I'm working on the design for a RoR project for my company, and our development team has already run into a bit of a debate about the design, specifically the database.
We have a model called Message that needs to be persisted. It's a very, very small model with only three db columns other than the id, however there will likely be A LOT of these models when we go to production. We're looking at as much as 1,000,000 insertions per day. The models will only ever be searched by two foreign keys on them which can be indexed. As well, the models never have to be deleted, but we also don't have to keep them once they're about three months old.
So, what we're wondering is if implementing this table in Postgres will present a significant performance issue? Does anyone have experience with very large SQL databases to tell us whether or not this will be a problem? And if so, what alternative should we go with?
Rows per a table won't be an issue on it's own.
So roughly speaking 1 million rows a day for 90 days is 90 million rows. I see no reason Postgres can't deal with that, without knowing all the details of what you are doing.
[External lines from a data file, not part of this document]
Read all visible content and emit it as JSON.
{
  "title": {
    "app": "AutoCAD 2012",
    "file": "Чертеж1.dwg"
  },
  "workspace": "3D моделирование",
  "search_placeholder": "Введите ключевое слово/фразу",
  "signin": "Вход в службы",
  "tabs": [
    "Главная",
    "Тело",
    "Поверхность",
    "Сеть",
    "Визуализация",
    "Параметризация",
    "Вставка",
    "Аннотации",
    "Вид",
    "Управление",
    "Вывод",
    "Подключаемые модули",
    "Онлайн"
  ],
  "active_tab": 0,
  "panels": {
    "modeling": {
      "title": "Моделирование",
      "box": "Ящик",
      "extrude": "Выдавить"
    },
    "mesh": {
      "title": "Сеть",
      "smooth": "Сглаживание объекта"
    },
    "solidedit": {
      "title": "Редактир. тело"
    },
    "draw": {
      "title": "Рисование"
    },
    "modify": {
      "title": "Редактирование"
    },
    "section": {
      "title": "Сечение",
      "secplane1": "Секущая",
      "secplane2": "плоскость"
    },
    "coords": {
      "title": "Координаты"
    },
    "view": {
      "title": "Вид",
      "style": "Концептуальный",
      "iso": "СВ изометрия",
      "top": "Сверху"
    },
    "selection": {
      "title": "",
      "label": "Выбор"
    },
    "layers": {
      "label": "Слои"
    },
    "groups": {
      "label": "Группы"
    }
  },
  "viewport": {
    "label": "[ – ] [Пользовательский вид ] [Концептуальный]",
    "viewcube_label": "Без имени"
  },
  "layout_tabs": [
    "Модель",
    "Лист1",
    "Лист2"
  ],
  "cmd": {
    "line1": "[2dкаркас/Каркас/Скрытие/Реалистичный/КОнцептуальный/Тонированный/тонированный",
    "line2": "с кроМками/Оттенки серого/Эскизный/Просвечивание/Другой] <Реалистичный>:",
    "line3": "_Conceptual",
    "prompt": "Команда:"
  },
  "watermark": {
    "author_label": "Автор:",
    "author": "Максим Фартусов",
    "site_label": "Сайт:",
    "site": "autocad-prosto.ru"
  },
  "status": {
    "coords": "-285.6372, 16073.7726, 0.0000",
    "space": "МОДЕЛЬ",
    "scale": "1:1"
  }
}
Depending on your data distribution you can use a mixture of indexes, filtered indexes, and table partitioning of some kind to speed thing up once you see what performance issues you may or may not have. Your problem will be the same on any other RDMS that I know of. If you only need 3 months worth of data design in a process to prune off the data you don't need any more. That way you will have a consistent volume of data on the table. Your lucky you know how much data will exist, test it for your volume and see what you get. Testing one table with 90 million rows may be as easy as:
select x,1 as c2,2 as c3 from generate_series(1,90000000) x;
Limit Value Maximum Database Size Unlimited Maximum Table Size 32 TB Maximum Row Size 1.6 TB Maximum Field Size 1 GB Maximum Rows per Table Unlimited Maximum Columns per Table 250 - 1600 depending on column types Maximum Indexes per Table Unlimited
Another way to speed up your queries significantly on a table with > 100 million rows is in the off hours cluster the table on the index that is most often used in your queries. We have a table with > 218 million rows and have found 30X improvements.
Also, for a very large table, it's a good idea to create an index on your foreign keys.